L’évolution de Lhôte au sein du mouvement cubiste lui permet une composition géométrique des corps enchevêtrés. Ils prennent leur élan pour « décrocher le ballon-soleil » suspendu en l’air, la balle ovale apparaissant presque ronde car une partie disparaît hors du cadre. L’artiste a abandonné le cubisme analytique développé un temps par ses maîtres pour se rapprocher du cubisme représentatif. Loin d’être éclatée et morcelée, la forme demeure ici cohérente. Dans cette réalisation transparaît toutefois ce qu’André Lhôte a appelé le « coup de foudre », c’est-à-dire l’impression – pour lui la fascination – qu’un mouvement exerce sur le spectateur. Sa fugacité justifie ainsi l’amputation d’une partie des corps et l’imprécision de certains visages sous leur coiffure caractéristique des années folles. Jouant sur la carrure de ces hommes bien découplés, l’artiste compose géométriquement avec les carrés et les rayures aux couleurs adoucies qui font écho au ciel nuageux gris et blanc. Aux figures à angle droit répondent les rondeurs fessières des athlètes révélées par les shorts qui descendent bas sur les cuisses. Ce tableau, très proche de celui conservé au musée des Beaux-Arts de Bruxelles, peut être daté de 1920. Après la violence et l’horreur de l’épisode guerrier, il rend hommage à une jeunesse joueuse et vivante qui s’adonne au sport, phénomène en plein essor.

Démocratisation des sports collectifs, les facteurs de l’implantation rugbystique

Ce n’est pas un hasard si des artistes tels que Robert Delaunay, dont on connaît la célèbre toile L’Équipe de Cardiff, ou André Lhôte, se fondant sur des croquis pris sur le vif, s’intéressent au sport. Ces artistes ont de fait rendu compte d’un mouvement de fond du premier quart du XX
e siècle, marqué par la massification du sport. Dans le cadre de la République libérale, la loi de 1901 sur la liberté d’association a permis la multiplication, voire l’explosion des structures sportives. Les sports connaissent des caractères d’enracinement et de répartition différents selon les forces politiques et sociales qui les promeuvent. On sait par exemple le rôle des patronages catholiques dans l’extension de certains d’entre eux dans l’Hexagone. Le rugby a d’abord eu un épanouissement parisien et élitiste. Cette phase correspond aux deux dernières décennies du XIXe siècle et s’illustre dans la première finale du championnat de France qui, en 1892, opposa le Stade Français et le Racing Club de France. Ce jour-là, les enfants de la haute bourgeoisie et de l’aristocratie sont majoritaires dans les deux équipes dont la confrontation est arbitrée par Pierre de Coubertin. Succédant à Paris, Bordeaux devient le centre de gravité de « l’ovalie ». Le Sporting Bordeaux Université Club enchaîne les titres nationaux à la Belle Époque. Puis elle gagne l’ensemble du bassin garonnais, comme l’atteste le titre conquis par le Stade toulousain en 1914, et se répand pratiquement dans toute l’Occitanie. Le jeu remonte ensuite la vallée du Rhône et d’autre part débouche en Auvergne et en Limousin.

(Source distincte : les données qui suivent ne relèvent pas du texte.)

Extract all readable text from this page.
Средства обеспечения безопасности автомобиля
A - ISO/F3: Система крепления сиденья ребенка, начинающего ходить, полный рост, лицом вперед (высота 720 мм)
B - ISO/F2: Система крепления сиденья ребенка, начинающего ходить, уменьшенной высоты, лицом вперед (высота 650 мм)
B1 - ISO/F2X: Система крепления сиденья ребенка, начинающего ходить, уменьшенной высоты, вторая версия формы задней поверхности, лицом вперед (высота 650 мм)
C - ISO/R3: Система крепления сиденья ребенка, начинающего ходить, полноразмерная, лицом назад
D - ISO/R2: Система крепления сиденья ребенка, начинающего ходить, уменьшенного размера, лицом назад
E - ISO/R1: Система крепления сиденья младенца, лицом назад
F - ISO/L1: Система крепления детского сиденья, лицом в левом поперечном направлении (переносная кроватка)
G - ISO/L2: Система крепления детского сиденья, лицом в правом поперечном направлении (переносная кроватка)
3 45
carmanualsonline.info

Plusieurs facteurs expliquent la spécificité de cette diffusion. Les itinéraires personnels entrent en ligne de compte. Ce sont ceux des étudiants revenant de Paris où ils ont été initiés qui, de retour dans leur province, croisent la trajectoire des premiers entraîneurs – des Anglais, des Écossais, des Gallois – recrutés par les clubs. Les forces politiques et sociales cherchant à encadrer les Français se servent également des sports comme vecteurs de leur implantation. Dans le Sud-Ouest, l’aire du rugby correspond ainsi aux bastions du radicalisme. Sur ces terres, il est pratiqué par la petite et la moyenne paysannerie, une des bases électorales du parti incarnant le pouvoir sous la Troisième République. Ainsi s’est façonné ce « rugby des villages » caractéristique de la pratique française.